I’ve been blessed in many ways. There’s never a dull moment with ten people in my village – we have four generations living under one roof! Also, being in the essential business meant I get to go to work every day… I hardly know what working from home meant! Of course, with all the various safe management measures, I had to manage the business and the charity well to keep everyone safe and the food flowing.
From FBSG, it was most heart aching to see how many people are a paycheque away from potentially having no food. And with so many charities being ordered to shut during Phase 1, we had to step up. The F&B industry has taken a bad hit, and recovery is still far from sight. We also had to pivot by changing our main business in distribution as quickly as possible to survive and emerge stronger.

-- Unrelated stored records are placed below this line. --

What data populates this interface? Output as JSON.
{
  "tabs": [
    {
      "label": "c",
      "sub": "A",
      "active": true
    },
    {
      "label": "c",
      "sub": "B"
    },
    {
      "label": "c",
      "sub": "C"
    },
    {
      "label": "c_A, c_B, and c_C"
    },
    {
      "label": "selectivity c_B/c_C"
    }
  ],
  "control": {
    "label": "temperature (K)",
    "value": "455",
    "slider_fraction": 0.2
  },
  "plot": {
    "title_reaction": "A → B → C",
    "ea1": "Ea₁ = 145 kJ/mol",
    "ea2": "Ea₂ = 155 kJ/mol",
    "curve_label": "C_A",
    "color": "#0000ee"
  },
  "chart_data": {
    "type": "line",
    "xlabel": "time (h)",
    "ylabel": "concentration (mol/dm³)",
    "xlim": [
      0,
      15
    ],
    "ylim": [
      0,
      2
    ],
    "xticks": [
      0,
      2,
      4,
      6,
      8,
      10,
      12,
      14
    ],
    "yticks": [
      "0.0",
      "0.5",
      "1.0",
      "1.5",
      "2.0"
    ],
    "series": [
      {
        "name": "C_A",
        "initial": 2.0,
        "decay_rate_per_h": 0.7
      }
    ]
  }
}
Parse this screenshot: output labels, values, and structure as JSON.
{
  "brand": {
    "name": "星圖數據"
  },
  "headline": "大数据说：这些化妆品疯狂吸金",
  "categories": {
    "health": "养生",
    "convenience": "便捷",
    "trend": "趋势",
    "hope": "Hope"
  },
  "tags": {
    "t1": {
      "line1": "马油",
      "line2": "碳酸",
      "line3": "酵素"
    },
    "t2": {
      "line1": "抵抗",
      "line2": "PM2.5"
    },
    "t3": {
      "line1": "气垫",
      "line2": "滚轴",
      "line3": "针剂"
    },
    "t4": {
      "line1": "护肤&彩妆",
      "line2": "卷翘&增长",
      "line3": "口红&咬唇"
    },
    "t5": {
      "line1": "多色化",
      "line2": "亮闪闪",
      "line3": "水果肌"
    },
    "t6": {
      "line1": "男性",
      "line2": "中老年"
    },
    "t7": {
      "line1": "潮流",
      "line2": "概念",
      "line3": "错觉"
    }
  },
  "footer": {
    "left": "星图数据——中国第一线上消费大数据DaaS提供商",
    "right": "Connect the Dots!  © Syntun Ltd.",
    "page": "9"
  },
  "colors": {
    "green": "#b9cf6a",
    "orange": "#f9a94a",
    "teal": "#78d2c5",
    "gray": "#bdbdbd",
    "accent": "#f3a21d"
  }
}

We’re so glad to hear that! What exciting things can we expect from you and Food Bank Singapore this year?
We’re heavily involved in CultivAte, a green project about supporting the local farms. You can watch the series on our YouTube channel. FBSG will also be releasing its second hunger report at the end of March, and in April, we’ll be launching our cryptocurrency platform and NFTs for fundraising. We’re very excited to pilot this for NGOs in Singapore.
Among all the roles you’ve accomplished, which one are you proudest of?
I’m proudest of my ability to stick around with my life partner. I’ve been with my hubby since 1997, dated for 13 years, and married for 12. Sustaining a relationship with someone as different as Eddy has been challenging. Regardless, I’m so proud and happy that we have come this far as a couple and tag team. I sincerely look forward to the next 50 years with my hubby. Every day can be a surprise day where we learn something new about each other.
Between you and your husband, who would you say is the cool parent?
Most definitely my hubby – simply because he uses way more hair gel and perfume than I do. Ha!
Thank you so much for your time, Nichol!